Benoît Delépine et Gustave Kervern poursuivent méthodiquement la mission qu’ils se sont donnée dèsAaltra en 2004, qui est de rendre justice, dans des brûlots rageurs pas vraiment tirés au cordeau, à toute une cohorte de petites gens oubliées du monde moderne et de ses représentations. Ouvrières au bord de la délocalisation, retraités sans pension, agriculteurs en fin de droits, cadres en rupture d’idéologie libérale, punks à chiens vieillissant sans chiens, handicapés teigneux et rancuniers, femmes, hommes, jeunes et vieux, même combat : tous entassés dans le même sac, celui des laissés-pour-compte… dont la bonne société a quand même besoin, ne serait-ce que pour s’en servir de repoussoir ou de marche-pied. Les films de nos Grolandais préférés mettent donc en scène des anti-héros prolétaires, en révolte maladroite contre les dysfonctionnements d’un monde imbécile dont ils ne comprennent pas, ou plus, les codes, un monde dont le but ultime est de les asservir et les pressurer au profit des puissants.

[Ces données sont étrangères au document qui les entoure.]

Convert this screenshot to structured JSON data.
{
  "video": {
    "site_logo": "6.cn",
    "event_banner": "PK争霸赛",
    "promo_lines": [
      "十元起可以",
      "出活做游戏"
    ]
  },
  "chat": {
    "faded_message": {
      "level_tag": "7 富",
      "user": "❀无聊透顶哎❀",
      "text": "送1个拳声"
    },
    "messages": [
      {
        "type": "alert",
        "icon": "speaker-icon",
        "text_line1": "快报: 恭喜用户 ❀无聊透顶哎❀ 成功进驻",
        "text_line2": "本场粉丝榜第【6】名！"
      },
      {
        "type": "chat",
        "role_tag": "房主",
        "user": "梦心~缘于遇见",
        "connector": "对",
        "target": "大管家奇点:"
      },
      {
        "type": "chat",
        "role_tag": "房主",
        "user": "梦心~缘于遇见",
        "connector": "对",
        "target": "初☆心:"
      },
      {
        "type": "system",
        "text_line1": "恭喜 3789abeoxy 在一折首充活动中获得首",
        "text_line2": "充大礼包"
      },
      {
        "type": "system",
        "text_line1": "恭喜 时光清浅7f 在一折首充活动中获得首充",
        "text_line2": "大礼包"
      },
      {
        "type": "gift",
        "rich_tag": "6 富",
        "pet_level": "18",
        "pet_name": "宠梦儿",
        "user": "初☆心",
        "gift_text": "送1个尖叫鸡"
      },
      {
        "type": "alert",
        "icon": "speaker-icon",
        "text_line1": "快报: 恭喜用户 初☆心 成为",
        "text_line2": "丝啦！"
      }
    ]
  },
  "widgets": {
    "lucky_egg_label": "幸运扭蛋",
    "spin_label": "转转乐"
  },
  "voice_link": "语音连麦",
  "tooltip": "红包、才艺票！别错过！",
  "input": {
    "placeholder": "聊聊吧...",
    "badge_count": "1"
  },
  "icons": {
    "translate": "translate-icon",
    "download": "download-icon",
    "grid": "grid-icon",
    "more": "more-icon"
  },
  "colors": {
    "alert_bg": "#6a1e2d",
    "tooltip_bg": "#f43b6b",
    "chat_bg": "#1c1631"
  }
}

Marie, Bertrand et Christine, les trois pieds-nickelés de Effacer l’historique, habitent le même ensemble pavillonnaire, quelque part dans une vague zone péri-urbaine, un de ces coins de France où l’on a décoré avec amour les terre-pleins des ronds points qui desservent des centres commerciaux faits d’immenses hangars grisâtres habillés d’enseignes uniformes, tristes et bariolées. Marie, Christine et Bertrand le connaissent d’ailleurs bien, le rond-point de leur banlieue. C’est là qu’ils se sont rencontrés, cintrés dans leur gilet jaune, dans un moment d’euphorie collective autour d’un barbecue révolutionnaire – un moment où ils ont découvert que la fraternité et la solidarité n’étaient pas de vains mots perdus dans les hyperliens d’un dictionnaire en ligne. Ils les ont expérimentés et, la gueule de bois sociale dissipée, ils sont naturellement restés amis. Cabossés, usés, en rupture de ban sociale, sentimentale, familiale, professionnelle… la vie ne les a guère épargnés. Chacun se cramponne aux deux autres, en les croyant plus solides, plus fiables… des blagues. Ils basculent le jour où Marie se retrouve victime de chantage à la sextape de la part d’un godelureau dans le lit duquel une cuite carabinée l’a conduite à se glisser ; le jour où Bertrand perd pied entre le harcèlement dont sa fille est victime au lycée et la suave séduction algorithmée d’une vendeuse de véranda à crédit ; le jour où Christine, qui fait chauffeuse de VTC, se découvre l’esclave non seulement de son employeur mais surtout des notes, systématiquement minables, que lui décernent ses clients. Se voyant également broyés par le même système, Marie, Christine et Bertrand décident d’unir leurs maigres forces – et de s’adjoindre l’aide inattendue mais décisive de Dieu lui-même – pour remonter la chaîne de leurs malheurs et remettre les compteurs à zéro : le harceleur de Marie, ceux de la fille de Bertrand et les faiseurs d’étoiles de Christine.
Ainsi contée, la fable, aussi gafa que kafka-ïenne, aurait pu n’être qu’une charge satirique, hargneuse et revigorante, contre les entreprises tentaculaires qui ont bâti leurs empires en faisant commerce de nos fameuses « données personnelles ». Or, comme souvent sinon toujours chez Delépine et Kervern, c’est dans les marges, les fossés des routes, dans les pas de côté que s’écrivent les histoires et que se révèle l’humanité profonde des gens qu’ils filment. Si on ne rit pas à gorge déployée, si les quêtes insensées n’ont sans doute pas de résolution, ils ont à nouveau semé leurs petites graines d’ananars dans des récits drôles et généreux qui nous parlent simplement de nous. Et doucement instillé la certitude que pour tous les Marie, Christine et Bertrand de la terre, être libre, c’est se donner la maîtrise de son histoire, de son passé et de son avenir – le pouvoir aussi de prendre son temps, d'« effacer l’historique ».